Вечера посвящались чтению научных трудов, работ по истории и социологии. Он называл это созданием научной базы… В часы отдыха он занимался боксом, фехтованием, плаванием – он был великолепным пловцом. Лондон ходил под парусом и немало часов проводил, пуская змея, – у него их имелся большой выбор.
* * *
Только бьющая в нем через край молодость давала ему силы так глубоко ощущать полет времени и чутко ловить каждый час. Жизнь очень коротка. На безделье просто нет времени – таким было его рабочее кредо. И ему было дано так много увидеть в жизни. Ребенок среди людей, он не имел детства. Всюду он видел борьбу и сам был вынужден сражаться. Он называл себя "грубым, суровым, категоричным".
Конечно, он таким не был. Все это лишь его фантазии, возникшие при его впечатлительном характере от пережитого в детстве и юности, от увиденного им на дне жизни… Эти переживания и эта ответная реакция на то, что называют организованным обществом (но что на самом деле является несусветным хаосом), стали фундаментом его жизненной философии.
* * *
Как сейчас я вижу его – одной рукой он держит за руль велосипед, а в другой сжимает огромный букет желтых роз, который только что нарвал в своем саду; шапка сдвинута назад, на густые каштановые волосы; большие синие глаза с длинными ресницами смотрят на мир, как звезды. Необыкновенно мужественный и красивый мальчик, доброта и мудрость его взгляда не вяжутся с его молодостью.
Вижу его лежащим в маках, он следит за змеем, парящим над секвойями и нежно им любимыми эвкалиптами – высоко в лазурном калифорнийском небе.
Я вижу его успокоенным на яхте "Спрей", где-то позади выплывает луна, и слышу, как он пересказывает мне свои выводы из прочитанных накануне работ Спенсера и Дарвина.
Я вижу его сидящим за работой… Ночь почти на исходе, и кажется мне, что заря приветствует и обнимает его… Я вижу его майским утром опершимся на перила веранды, увитой жимолостью. Он наблюдает за двумя щебечущими пичужками. Он был пленником красоты – красоты птиц и цветов, моря и неба, закованных холодом пустынь Арктики.

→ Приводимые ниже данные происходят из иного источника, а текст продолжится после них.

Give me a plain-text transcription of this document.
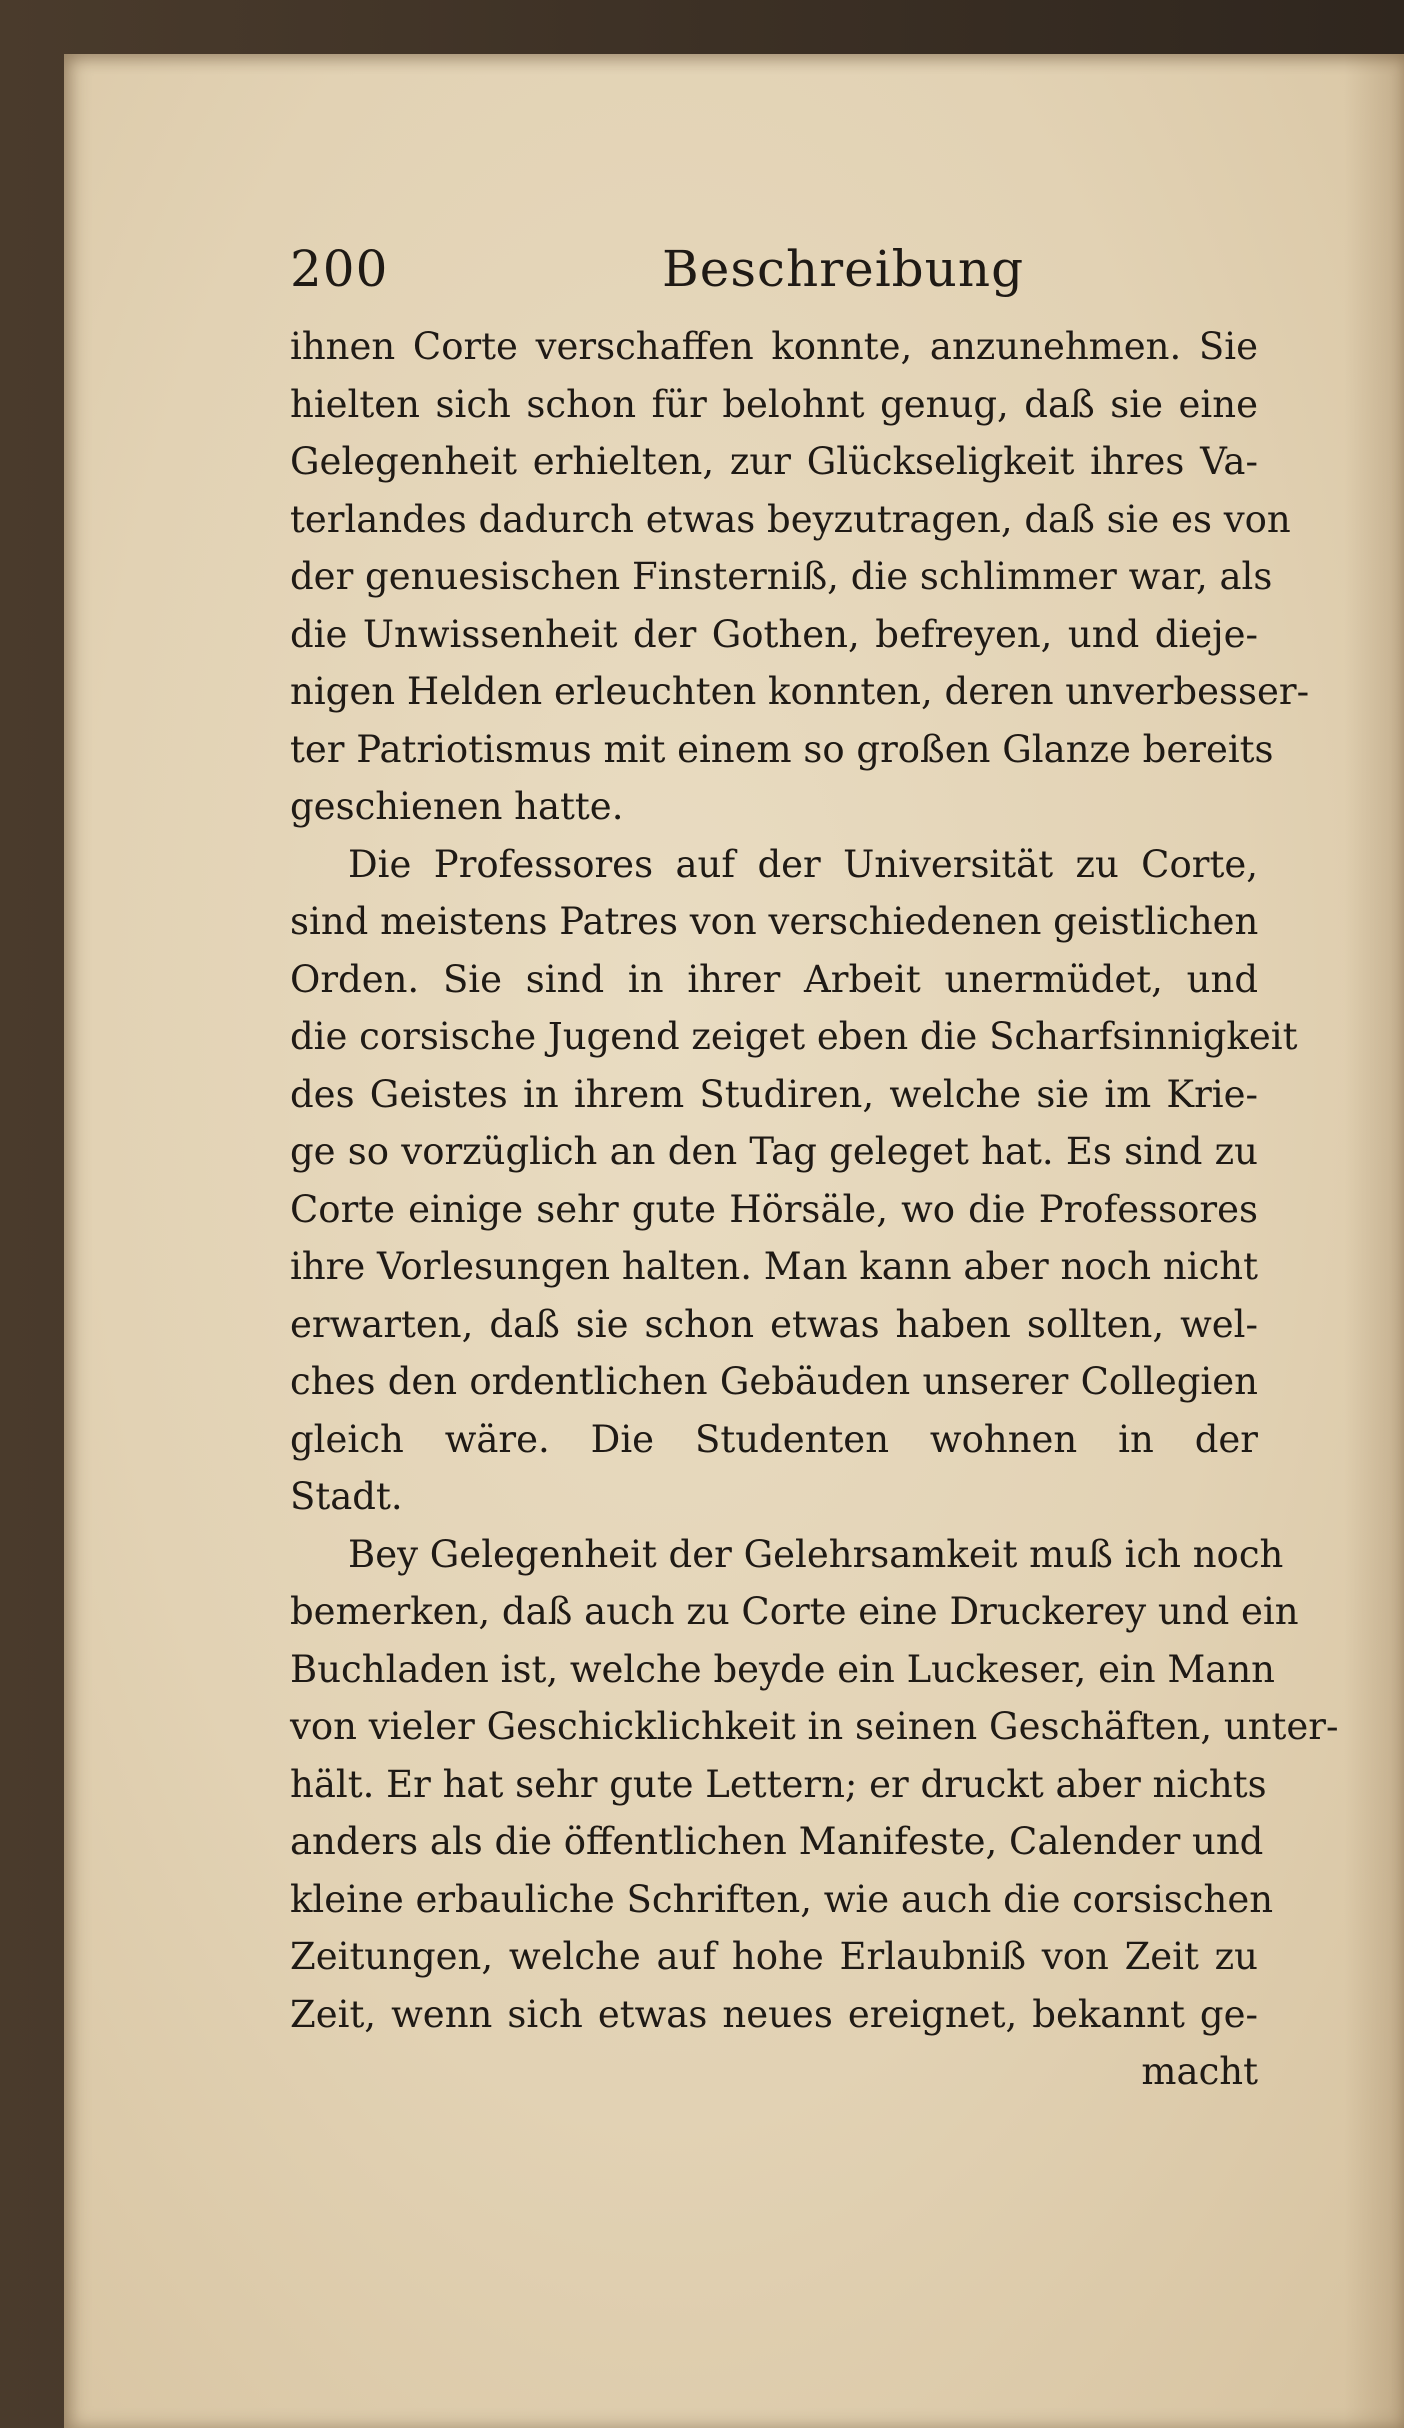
200	Beschreibung
ihnen Corte verschaffen konnte, anzunehmen. Sie
hielten sich schon für belohnt genug, daß sie eine
Gelegenheit erhielten, zur Glückseligkeit ihres Va-
terlandes dadurch etwas beyzutragen, daß sie es von
der genuesischen Finsterniß, die schlimmer war, als
die Unwissenheit der Gothen, befreyen, und dieje-
nigen Helden erleuchten konnten, deren unverbesser-
ter Patriotismus mit einem so großen Glanze bereits
geschienen hatte.
Die Professores auf der Universität zu Corte,
sind meistens Patres von verschiedenen geistlichen
Orden. Sie sind in ihrer Arbeit unermüdet, und
die corsische Jugend zeiget eben die Scharfsinnigkeit
des Geistes in ihrem Studiren, welche sie im Krie-
ge so vorzüglich an den Tag geleget hat. Es sind zu
Corte einige sehr gute Hörsäle, wo die Professores
ihre Vorlesungen halten. Man kann aber noch nicht
erwarten, daß sie schon etwas haben sollten, wel-
ches den ordentlichen Gebäuden unserer Collegien
gleich wäre. Die Studenten wohnen in der
Stadt.
Bey Gelegenheit der Gelehrsamkeit muß ich noch
bemerken, daß auch zu Corte eine Druckerey und ein
Buchladen ist, welche beyde ein Luckeser, ein Mann
von vieler Geschicklichkeit in seinen Geschäften, unter-
hält. Er hat sehr gute Lettern; er druckt aber nichts
anders als die öffentlichen Manifeste, Calender und
kleine erbauliche Schriften, wie auch die corsischen
Zeitungen, welche auf hohe Erlaubniß von Zeit zu
Zeit, wenn sich etwas neues ereignet, bekannt ge-
macht
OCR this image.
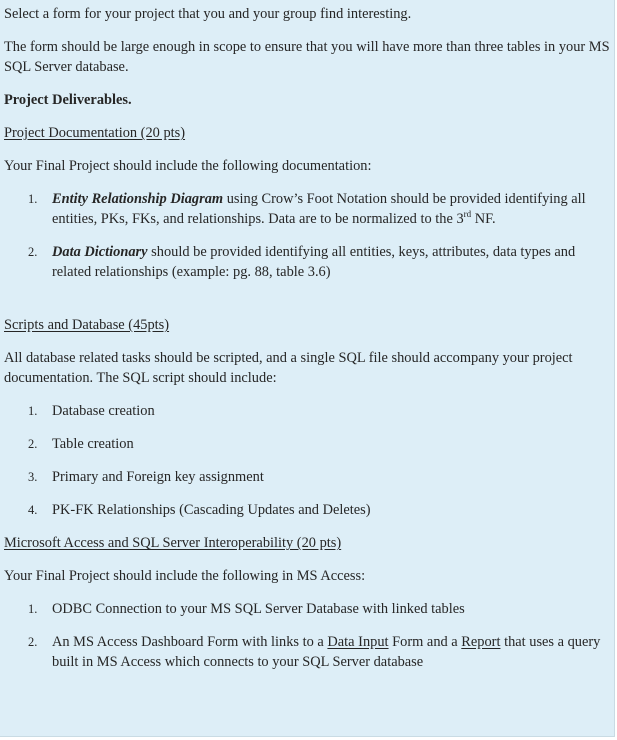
Select a form for your project that you and your group find interesting.

The form should be large enough in scope to ensure that you will have more than three tables in your MS SQL Server database.

Project Deliverables.

Project Documentation (20 pts)

Your Final Project should include the following documentation:

1. Entity Relationship Diagram using Crow’s Foot Notation should be provided identifying all entities, PKs, FKs, and relationships. Data are to be normalized to the 3rd NF.
2. Data Dictionary should be provided identifying all entities, keys, attributes, data types and related relationships (example: pg. 88, table 3.6)

Scripts and Database (45pts)

All database related tasks should be scripted, and a single SQL file should accompany your project documentation. The SQL script should include:

1. Database creation
2. Table creation
3. Primary and Foreign key assignment
4. PK-FK Relationships (Cascading Updates and Deletes)

Microsoft Access and SQL Server Interoperability (20 pts)

Your Final Project should include the following in MS Access:

1. ODBC Connection to your MS SQL Server Database with linked tables
2. An MS Access Dashboard Form with links to a Data Input Form and a Report that uses a query built in MS Access which connects to your SQL Server database
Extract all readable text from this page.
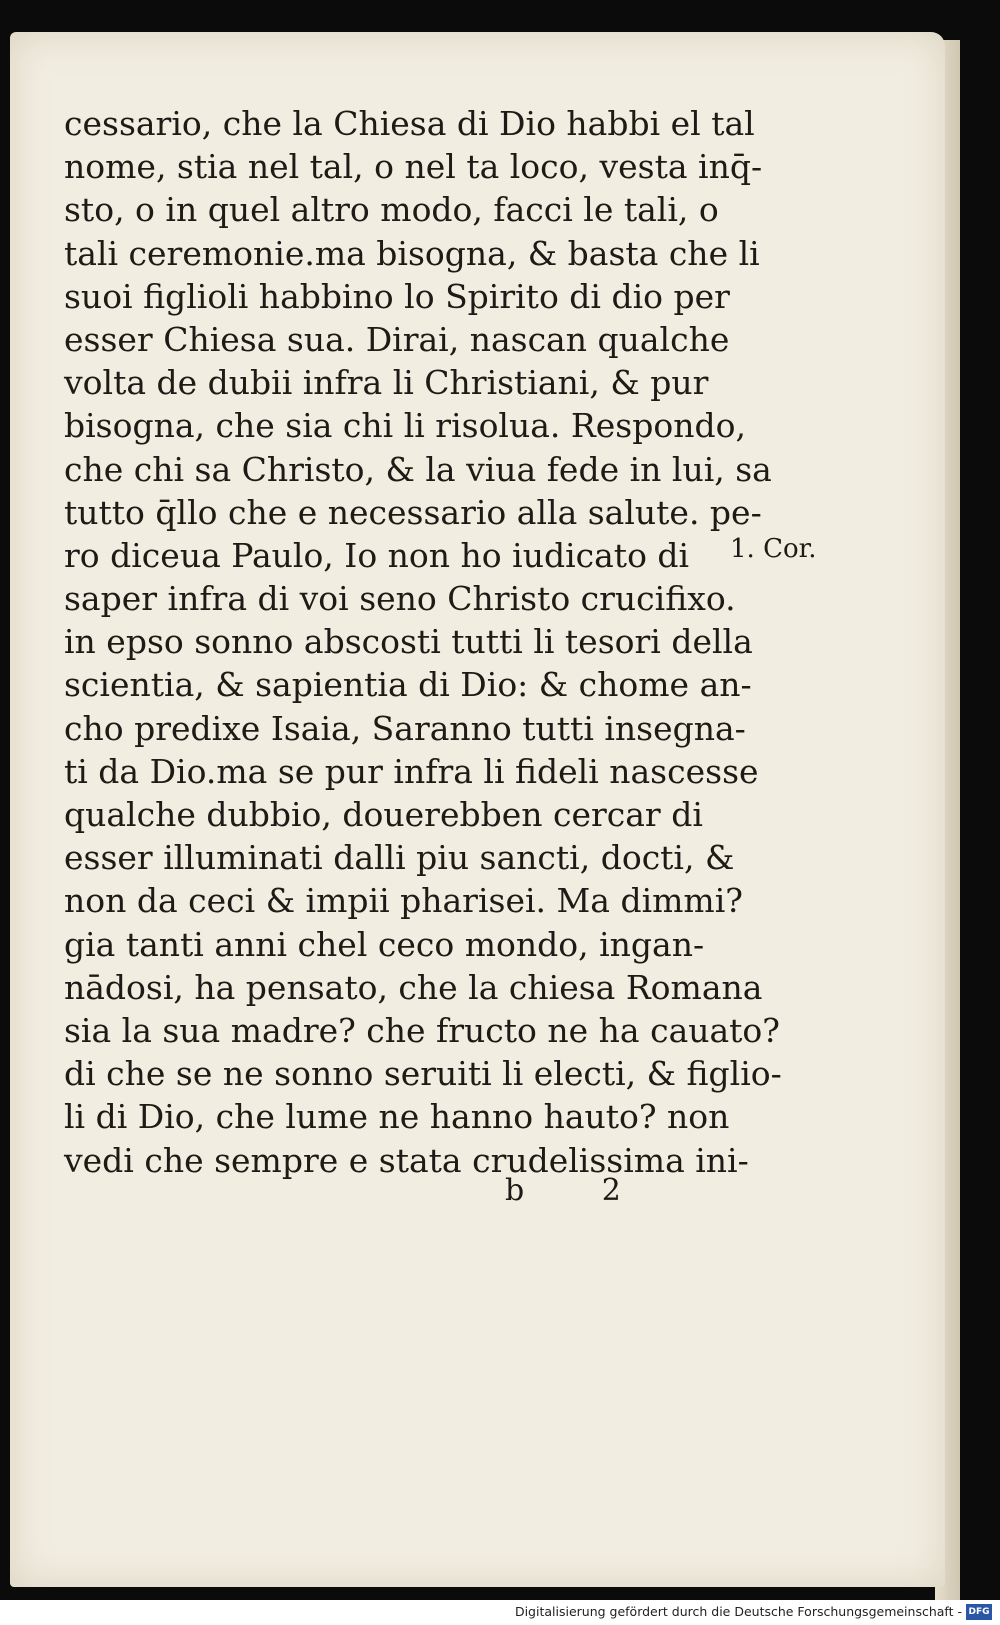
cessario, che la Chiesa di Dio habbi el tal
nome, stia nel tal, o nel ta loco, vesta inq̄-
sto, o in quel altro modo, facci le tali, o
tali ceremonie.ma bisogna, & basta che li
suoi figlioli habbino lo Spirito di dio per
esser Chiesa sua. Dirai, nascan qualche
volta de dubii infra li Christiani, & pur
bisogna, che sia chi li risolua. Respondo,
che chi sa Christo, & la viua fede in lui, sa
tutto q̄llo che e necessario alla salute. pe-
ro diceua Paulo, Io non ho iudicato di
saper infra di voi seno Christo crucifixo.
in epso sonno abscosti tutti li tesori della
scientia, & sapientia di Dio: & chome an-
cho predixe Isaia, Saranno tutti insegna-
ti da Dio.ma se pur infra li fideli nascesse
qualche dubbio, douerebben cercar di
esser illuminati dalli piu sancti, docti, &
non da ceci & impii pharisei. Ma dimmi?
gia tanti anni chel ceco mondo, ingan-
nādosi, ha pensato, che la chiesa Romana
sia la sua madre? che fructo ne ha cauato?
di che se ne sonno seruiti li electi, & figlio-
li di Dio, che lume ne hanno hauto? non
vedi che sempre e stata crudelissima ini-
1. Cor.
b 2
Digitalisierung gefördert durch die Deutsche Forschungsgemeinschaft - DFG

Никто не мог бы с большим основанием повторить: "О люди, я жил!.."
Он жил не только на широких просторах земли, под тропическим солнцем и в ее скованном морозами краю белого безмолвия, с ее счастливыми детьми и с ее обездоленными. Нет, он всегда жил с мыслью о жизни и смерти, он жил великой борьбой за справедливость, за все человечество.